Head on over to Dark Roasted Blend for our newest article, this time on some crazy (or brilliant) early aircraft pioneers.
As the old saying goes: "If at first you don't succeed." But there's also the saying: "The line between genius and insanity is a fine one." In the case of aeronautics the success of early pioneers like Gustave Whitehead, Alexander Feodorovich Mozhaiski, Clement Ader, and - of course - those bicycle mechanics from Ohio seem to have been a combination of both trying a lot and being a bit nuts.
We remember Whitehead, Mozhaiski, Ader, and the Wright Brothers because they did what they sought out to do, with varying degrees of victory: get themselves into the air. Alas, there is a while world of people who kind of, sort of, just barely did the same - or even sometimes not at all. But certainly not for a lack of trying.
Like with whole actually flew, what actually counts as flying is a matter of debate. The Wrights took their bows for the first heavier-than-air controlled flight, but there were a lot of other inventors who flew, but didn't have any control. For instance:
* In 1848, for instance, John Stringfellow flew a short distance in a steam-powered craft - wowing the crowds at London's Crystal Palace.
* Jean-Marie Le Bris is credited as flying higher than where he lifted off from by using a the very terrestrial power source of a horse to pull his elegant glider into the air. This was in 1856
* The affor-mentioned Clement Ader made his way into the record by taking his Avion III more than 30 feet in 1897 - but it depends on who you talk to as what he did is a matter of some debate.
Then there's the inventors who flew machines that were (sort of) controlled but not exactly heavier than air”
• The legendary Montgolfier brothers were the kings of the skies for a long time, notably around the middle seventeen hundreds, when their hot air balloons gave people their first taste of flight.
• Jean-Pierre Blanchard did the brothers one better by adding a motor to a balloon – though it was a hand-cranked one.
• Henri Giffard, in 1852, added steam to a balloon making, for many people, the first true powered airship.
But then there’s one special person who not only tried and tried again but who also skated very near that edge separating brilliant and nuts: the man who flew without power, without much control, and heavier than air.
Ladies and gentlemen, and children of all ages, I give you the flamboyant, the amazing, the possibly-crazy Samuel Franklin Cody!
What Cody flew isn’t all that new, but his showmanship and dedication to his own unique way of defying gravity certainly is.
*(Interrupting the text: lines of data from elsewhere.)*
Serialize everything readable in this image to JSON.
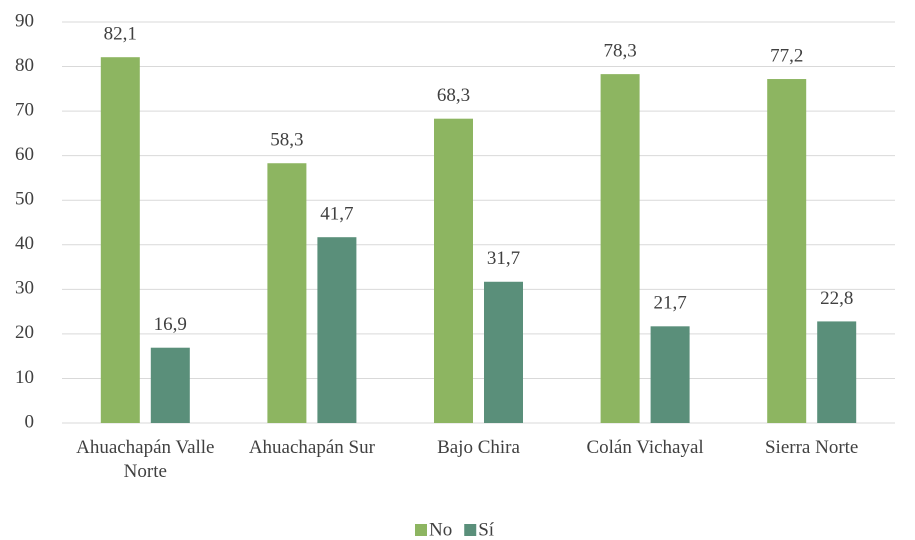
{
  "chart_data": {
    "type": "bar",
    "categories": [
      "Ahuachapán Valle Norte",
      "Ahuachapán Sur",
      "Bajo Chira",
      "Colán Vichayal",
      "Sierra Norte"
    ],
    "series": [
      {
        "name": "No",
        "color": "#8db561",
        "values": [
          82.1,
          58.3,
          68.3,
          78.3,
          77.2
        ],
        "value_labels": [
          "82,1",
          "58,3",
          "68,3",
          "78,3",
          "77,2"
        ]
      },
      {
        "name": "Sí",
        "color": "#5a8f7a",
        "values": [
          16.9,
          41.7,
          31.7,
          21.7,
          22.8
        ],
        "value_labels": [
          "16,9",
          "41,7",
          "31,7",
          "21,7",
          "22,8"
        ]
      }
    ],
    "ylim": [
      0,
      90
    ],
    "yticks": [
      0,
      10,
      20,
      30,
      40,
      50,
      60,
      70,
      80,
      90
    ],
    "grid": true,
    "legend": "bottom"
  }
}
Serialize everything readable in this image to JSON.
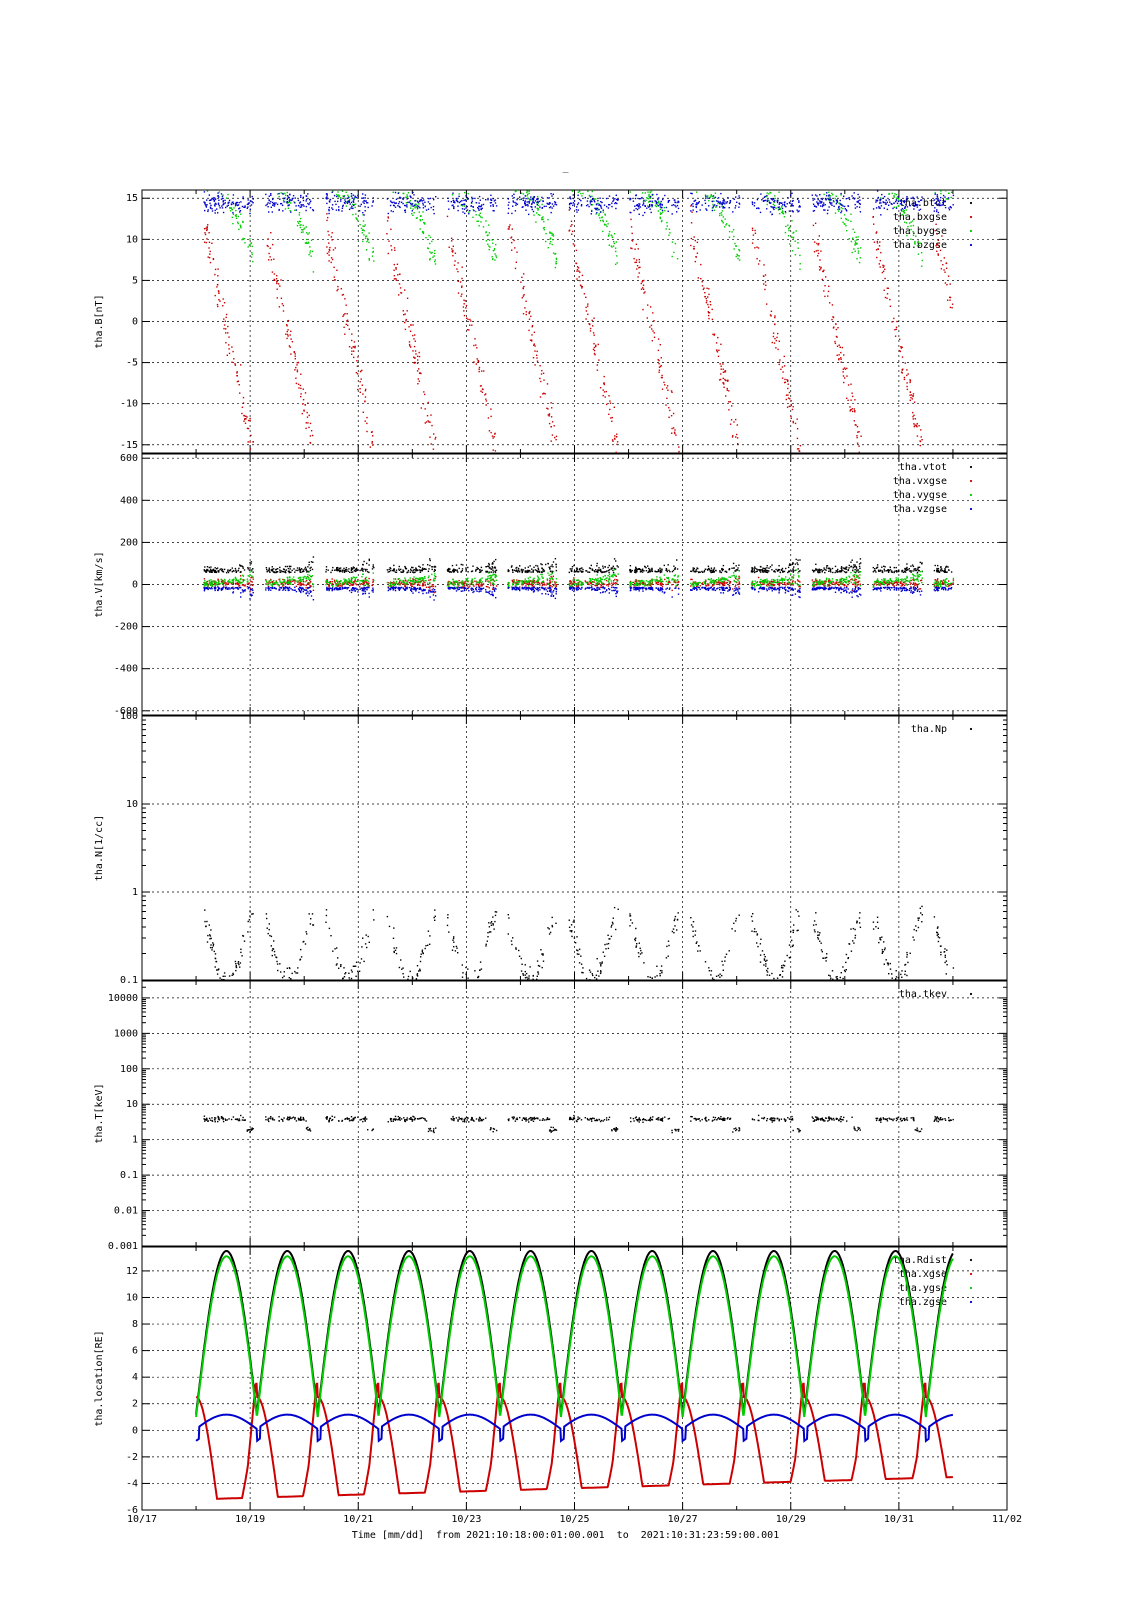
{
  "title": "_",
  "time_caption": "Time [mm/dd]  from 2021:10:18:00:01:00.001  to  2021:10:31:23:59:00.001",
  "x_ticks": [
    "10/17",
    "10/19",
    "10/21",
    "10/23",
    "10/25",
    "10/27",
    "10/29",
    "10/31",
    "11/02"
  ],
  "colors": {
    "black": "#000000",
    "red": "#cc0000",
    "green": "#00cc00",
    "blue": "#0000cc"
  },
  "chart_data": [
    {
      "type": "scatter",
      "ylabel": "tha.B[nT]",
      "ylim": [
        -16,
        16
      ],
      "yticks": [
        15,
        10,
        5,
        0,
        -5,
        -10,
        -15
      ],
      "ytick_labels": [
        "15",
        "10",
        "5",
        "0",
        "-5",
        "-10",
        "-15"
      ],
      "grid": true,
      "legend": "top-right",
      "series": [
        {
          "name": "tha.btot",
          "color": "black"
        },
        {
          "name": "tha.bxgse",
          "color": "red"
        },
        {
          "name": "tha.bygse",
          "color": "green"
        },
        {
          "name": "tha.bzgse",
          "color": "blue"
        }
      ]
    },
    {
      "type": "scatter",
      "ylabel": "tha.V[km/s]",
      "ylim": [
        -620,
        620
      ],
      "yticks": [
        600,
        400,
        200,
        0,
        -200,
        -400,
        -600
      ],
      "ytick_labels": [
        "600",
        "400",
        "200",
        "0",
        "-200",
        "-400",
        "-600"
      ],
      "grid": true,
      "legend": "top-right",
      "series": [
        {
          "name": "tha.vtot",
          "color": "black"
        },
        {
          "name": "tha.vxgse",
          "color": "red"
        },
        {
          "name": "tha.vygse",
          "color": "green"
        },
        {
          "name": "tha.vzgse",
          "color": "blue"
        }
      ]
    },
    {
      "type": "scatter",
      "ylabel": "tha.N[1/cc]",
      "yscale": "log",
      "ylim": [
        0.1,
        100
      ],
      "yticks": [
        100,
        10,
        1,
        0.1
      ],
      "ytick_labels": [
        "100",
        "10",
        "1",
        "0.1"
      ],
      "grid": true,
      "legend": "top-right",
      "series": [
        {
          "name": "tha.Np",
          "color": "black"
        }
      ]
    },
    {
      "type": "scatter",
      "ylabel": "tha.T[keV]",
      "yscale": "log",
      "ylim": [
        0.001,
        30000
      ],
      "yticks": [
        10000,
        1000,
        100,
        10,
        1,
        0.1,
        0.01,
        0.001
      ],
      "ytick_labels": [
        "10000",
        "1000",
        "100",
        "10",
        "1",
        "0.1",
        "0.01",
        "0.001"
      ],
      "grid": true,
      "legend": "top-right",
      "series": [
        {
          "name": "tha.tkev",
          "color": "black"
        }
      ]
    },
    {
      "type": "line",
      "ylabel": "tha.location[RE]",
      "ylim": [
        -6,
        13.8
      ],
      "yticks": [
        12,
        10,
        8,
        6,
        4,
        2,
        0,
        -2,
        -4,
        -6
      ],
      "ytick_labels": [
        "12",
        "10",
        "8",
        "6",
        "4",
        "2",
        "0",
        "-2",
        "-4",
        "-6"
      ],
      "grid": true,
      "legend": "top-right",
      "series": [
        {
          "name": "tha.Rdist",
          "color": "black"
        },
        {
          "name": "tha.xgse",
          "color": "red"
        },
        {
          "name": "tha.ygse",
          "color": "green"
        },
        {
          "name": "tha.zgse",
          "color": "blue"
        }
      ]
    }
  ]
}
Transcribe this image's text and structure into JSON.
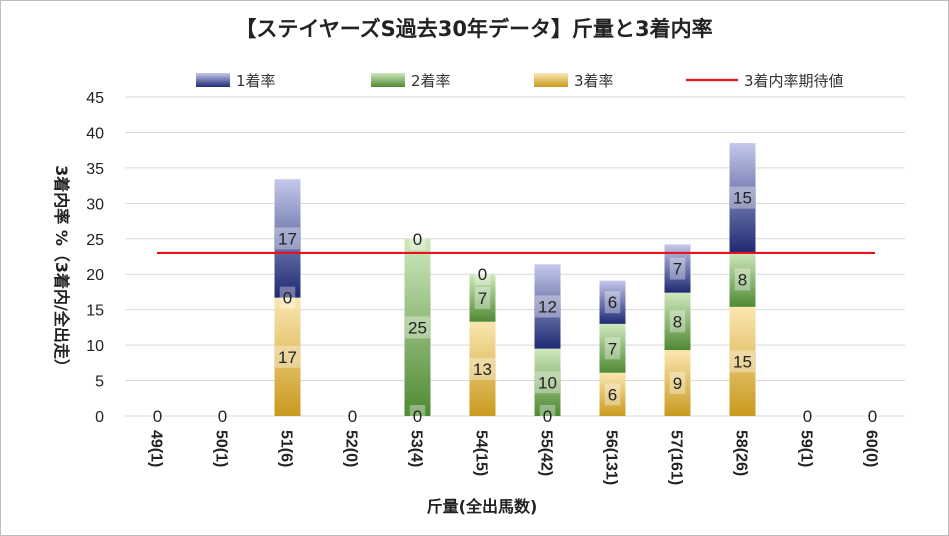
{
  "chart_data": {
    "type": "bar",
    "stacked": true,
    "title": "【ステイヤーズS過去30年データ】斤量と3着内率",
    "xlabel": "斤量(全出馬数)",
    "ylabel": "3着内率 %（3着内/全出走）",
    "ylim": [
      0,
      45
    ],
    "yticks": [
      0,
      5,
      10,
      15,
      20,
      25,
      30,
      35,
      40,
      45
    ],
    "grid": true,
    "legend_position": "top",
    "categories": [
      "49(1)",
      "50(1)",
      "51(6)",
      "52(0)",
      "53(4)",
      "54(15)",
      "55(42)",
      "56(131)",
      "57(161)",
      "58(26)",
      "59(1)",
      "60(0)"
    ],
    "series": [
      {
        "name": "3着率",
        "values": [
          0,
          0,
          16.7,
          0,
          0,
          13.3,
          0,
          6.1,
          9.3,
          15.4,
          0,
          0
        ],
        "labels": [
          "0",
          "0",
          "17",
          "0",
          "0",
          "13",
          "0",
          "6",
          "9",
          "15",
          "0",
          "0"
        ],
        "color": "#f2c55a"
      },
      {
        "name": "2着率",
        "values": [
          0,
          0,
          0,
          0,
          25,
          6.7,
          9.5,
          6.9,
          8.1,
          7.7,
          0,
          0
        ],
        "labels": [
          "",
          "",
          "0",
          "",
          "25",
          "7",
          "10",
          "7",
          "8",
          "8",
          "",
          ""
        ],
        "color": "#7dba5b"
      },
      {
        "name": "1着率",
        "values": [
          0,
          0,
          16.7,
          0,
          0,
          0,
          11.9,
          6.1,
          6.8,
          15.4,
          0,
          0
        ],
        "labels": [
          "",
          "",
          "17",
          "",
          "0",
          "0",
          "12",
          "6",
          "7",
          "15",
          "",
          ""
        ],
        "color": "#4450a0"
      }
    ],
    "reference_line": {
      "name": "3着内率期待値",
      "value": 23.0,
      "color": "#e8121c"
    }
  }
}
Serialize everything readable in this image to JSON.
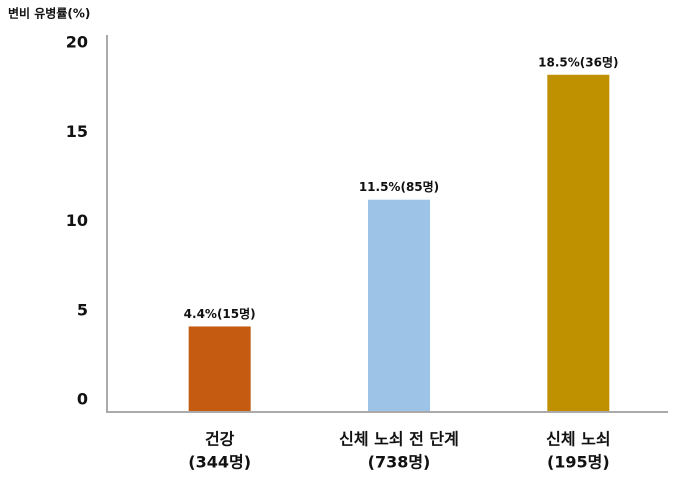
{
  "chart_data": {
    "type": "bar",
    "y_axis_label": "변비 유병률(%)",
    "categories": [
      [
        "건강",
        "(344명)"
      ],
      [
        "신체 노쇠 전 단계",
        "(738명)"
      ],
      [
        "신체 노쇠",
        "(195명)"
      ]
    ],
    "values": [
      4.4,
      11.5,
      18.5
    ],
    "value_labels": [
      "4.4%(15명)",
      "11.5%(85명)",
      "18.5%(36명)"
    ],
    "colors": [
      "#c55a11",
      "#9dc3e6",
      "#bf9000"
    ],
    "ylim": [
      0,
      20
    ],
    "yticks": [
      0,
      5,
      10,
      15,
      20
    ],
    "grid": false
  }
}
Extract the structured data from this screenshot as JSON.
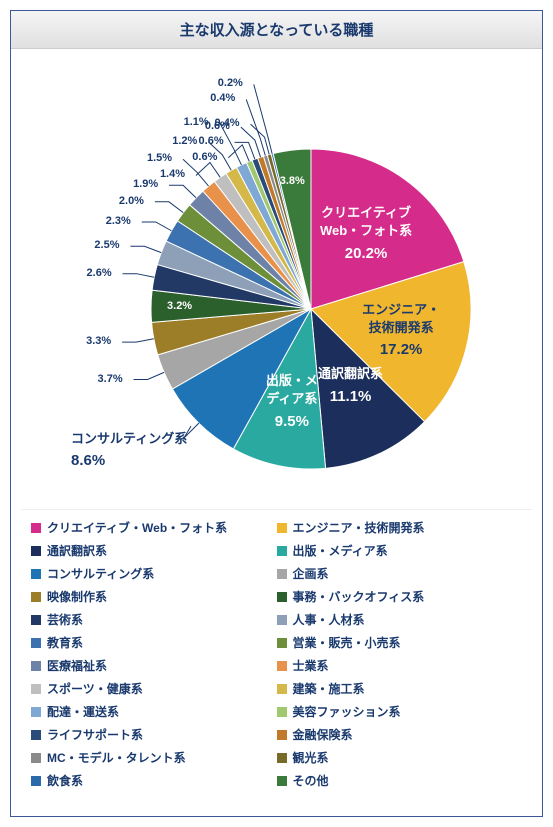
{
  "title": "主な収入源となっている職種",
  "chart": {
    "type": "pie",
    "background_color": "#ffffff",
    "border_color": "#3b5998",
    "title_color": "#1a3a6e",
    "label_color": "#1a3a6e",
    "label_fontsize": 11,
    "slices": [
      {
        "label": "クリエイティブ・Web・フォト系",
        "short": "クリエイティブ\nWeb・フォト系",
        "value": 20.2,
        "color": "#d52b8a",
        "big": true,
        "textcolor": "#ffffff"
      },
      {
        "label": "エンジニア・技術開発系",
        "short": "エンジニア・\n技術開発系",
        "value": 17.2,
        "color": "#f0b62e",
        "big": true,
        "textcolor": "#1a3a6e"
      },
      {
        "label": "通訳翻訳系",
        "short": "通訳翻訳系",
        "value": 11.1,
        "color": "#1c2e5b",
        "big": true,
        "textcolor": "#ffffff"
      },
      {
        "label": "出版・メディア系",
        "short": "出版・メ\nディア系",
        "value": 9.5,
        "color": "#2aa9a0",
        "big": true,
        "textcolor": "#ffffff"
      },
      {
        "label": "コンサルティング系",
        "short": "コンサルティング系",
        "value": 8.6,
        "color": "#1f74b5",
        "big": true,
        "textcolor": "#1a3a6e",
        "outside": true
      },
      {
        "label": "企画系",
        "value": 3.7,
        "color": "#a6a6a6"
      },
      {
        "label": "映像制作系",
        "value": 3.3,
        "color": "#9c7d28"
      },
      {
        "label": "事務・バックオフィス系",
        "value": 3.2,
        "color": "#2b5f2b",
        "textcolor": "#ffffff"
      },
      {
        "label": "芸術系",
        "value": 2.6,
        "color": "#223965"
      },
      {
        "label": "人事・人材系",
        "value": 2.5,
        "color": "#8da0b8"
      },
      {
        "label": "教育系",
        "value": 2.3,
        "color": "#3b72af"
      },
      {
        "label": "営業・販売・小売系",
        "value": 2.0,
        "color": "#6d8f3a"
      },
      {
        "label": "医療福祉系",
        "value": 1.9,
        "color": "#6e82a8"
      },
      {
        "label": "士業系",
        "value": 1.5,
        "color": "#e8914a"
      },
      {
        "label": "スポーツ・健康系",
        "value": 1.4,
        "color": "#bfbfbf"
      },
      {
        "label": "建築・施工系",
        "value": 1.2,
        "color": "#d4b84a"
      },
      {
        "label": "配達・運送系",
        "value": 1.1,
        "color": "#7fa8d4"
      },
      {
        "label": "美容ファッション系",
        "value": 0.6,
        "color": "#a0c86e"
      },
      {
        "label": "ライフサポート系",
        "value": 0.6,
        "color": "#2a4a7a"
      },
      {
        "label": "金融保険系",
        "value": 0.6,
        "color": "#c07a2a"
      },
      {
        "label": "MC・モデル・タレント系",
        "value": 0.4,
        "color": "#8a8a8a"
      },
      {
        "label": "観光系",
        "value": 0.4,
        "color": "#7a6a2a"
      },
      {
        "label": "飲食系",
        "value": 0.2,
        "color": "#2a6aaa"
      },
      {
        "label": "その他",
        "value": 3.8,
        "color": "#3a7a3a"
      }
    ],
    "outer_labels": [
      {
        "text": "3.7%",
        "slice": 5
      },
      {
        "text": "3.3%",
        "slice": 6
      },
      {
        "text": "3.2%",
        "slice": 7,
        "inside": true
      },
      {
        "text": "2.6%",
        "slice": 8
      },
      {
        "text": "2.5%",
        "slice": 9
      },
      {
        "text": "2.3%",
        "slice": 10
      },
      {
        "text": "2.0%",
        "slice": 11
      },
      {
        "text": "1.9%",
        "slice": 12
      },
      {
        "text": "1.5%",
        "slice": 13
      },
      {
        "text": "1.4%",
        "slice": 14
      },
      {
        "text": "1.2%",
        "slice": 15
      },
      {
        "text": "1.1%",
        "slice": 16
      },
      {
        "text": "0.6%",
        "slice": 17
      },
      {
        "text": "0.6%",
        "slice": 18
      },
      {
        "text": "0.6%",
        "slice": 19
      },
      {
        "text": "0.4%",
        "slice": 20
      },
      {
        "text": "0.4%",
        "slice": 21
      },
      {
        "text": "0.2%",
        "slice": 22
      },
      {
        "text": "3.8%",
        "slice": 23,
        "inside": true
      }
    ]
  }
}
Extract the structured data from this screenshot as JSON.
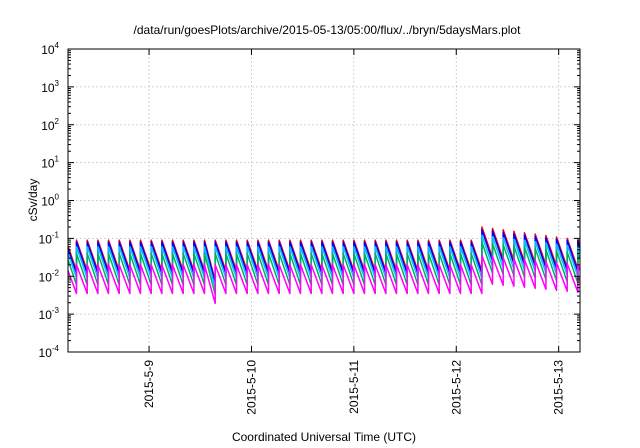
{
  "chart_data": {
    "type": "line",
    "title": "/data/run/goesPlots/archive/2015-05-13/05:00/flux/../bryn/5daysMars.plot",
    "xlabel": "Coordinated Universal Time (UTC)",
    "ylabel": "cSv/day",
    "yscale": "log",
    "ylim": [
      0.0001,
      10000
    ],
    "y_ticks": [
      {
        "base": "10",
        "exp": "-4",
        "value": 0.0001
      },
      {
        "base": "10",
        "exp": "-3",
        "value": 0.001
      },
      {
        "base": "10",
        "exp": "-2",
        "value": 0.01
      },
      {
        "base": "10",
        "exp": "-1",
        "value": 0.1
      },
      {
        "base": "10",
        "exp": "0",
        "value": 1
      },
      {
        "base": "10",
        "exp": "1",
        "value": 10
      },
      {
        "base": "10",
        "exp": "2",
        "value": 100
      },
      {
        "base": "10",
        "exp": "3",
        "value": 1000
      },
      {
        "base": "10",
        "exp": "4",
        "value": 10000
      }
    ],
    "xlim": [
      "2015-05-08 05:00",
      "2015-05-13 05:00"
    ],
    "x_ticks": [
      {
        "label": "2015-5-9",
        "value": "2015-05-09 00:00"
      },
      {
        "label": "2015-5-10",
        "value": "2015-05-10 00:00"
      },
      {
        "label": "2015-5-11",
        "value": "2015-05-11 00:00"
      },
      {
        "label": "2015-5-12",
        "value": "2015-05-12 00:00"
      },
      {
        "label": "2015-5-13",
        "value": "2015-05-13 00:00"
      }
    ],
    "grid": true,
    "sawtooth_period_hours": 2.5,
    "series": [
      {
        "color": "#ff0000",
        "peak": 0.09,
        "trough": 0.014,
        "event_peak": 0.2
      },
      {
        "color": "#0000ff",
        "peak": 0.08,
        "trough": 0.012,
        "event_peak": 0.17
      },
      {
        "color": "#00c0ff",
        "peak": 0.06,
        "trough": 0.009,
        "event_peak": 0.12
      },
      {
        "color": "#00b060",
        "peak": 0.04,
        "trough": 0.006,
        "event_peak": 0.08
      },
      {
        "color": "#ff00ff",
        "peak": 0.02,
        "trough": 0.0035,
        "event_peak": 0.035
      }
    ]
  }
}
The Chinese, after all, had been putting men into the skies with kites for a long time (just read Sun Tzu's The Art of War), but Cody was a human-kite flying zealot.
Cody – who took his moniker from that other great showman Buffalo Bill Cody – went from a music hall and wild west show star to sky when he became fascinated by the idea of using human-carrying kites in all kinds of unique and imaginative ways.
Determined not to just talk a good game, Cody used his natural flamboyance to drive the point home: around the turn of the century he crossed the English channel in one … though it was towed by a boat the whole way. In 1906 Cody was tasked by the British Army to develop his kites for military uses and soon was using his designs to set world records like getting a kite to a incredible 1,600 feet. So impressed with the Brits with Cody’s kites they used them successfully during the first world war to spy on the Germans – until airplanes became more reliable and Cody’s kites were shelved.
Not to be undone, Cody mixed power and kits and began to leave the ground, and his tow-rope, behind. In 1908 he created his imaginatively created named British Army Aeroplane No 1 and successfully flew it an impressive 1,390 feet – which, according to some, was the first heavier than air flight in Britain.
Cody went on to become a real legend in the early days of flight, winning the Michelin Cup in 1910 and an military flying contest one year later.
A perfect capper to his larger-than-life career with kites and then planes Cody met his end at the controls of one of his machines. In 1913, while flying his unique seaplane, he and a passenger were killed.
Even though he is sometimes cruelly dismissed as just a showman, Cody deserves respect and admiration – one of those early fliers who never gave up, and who used their crazy brilliance to get them higher than anyone had been before.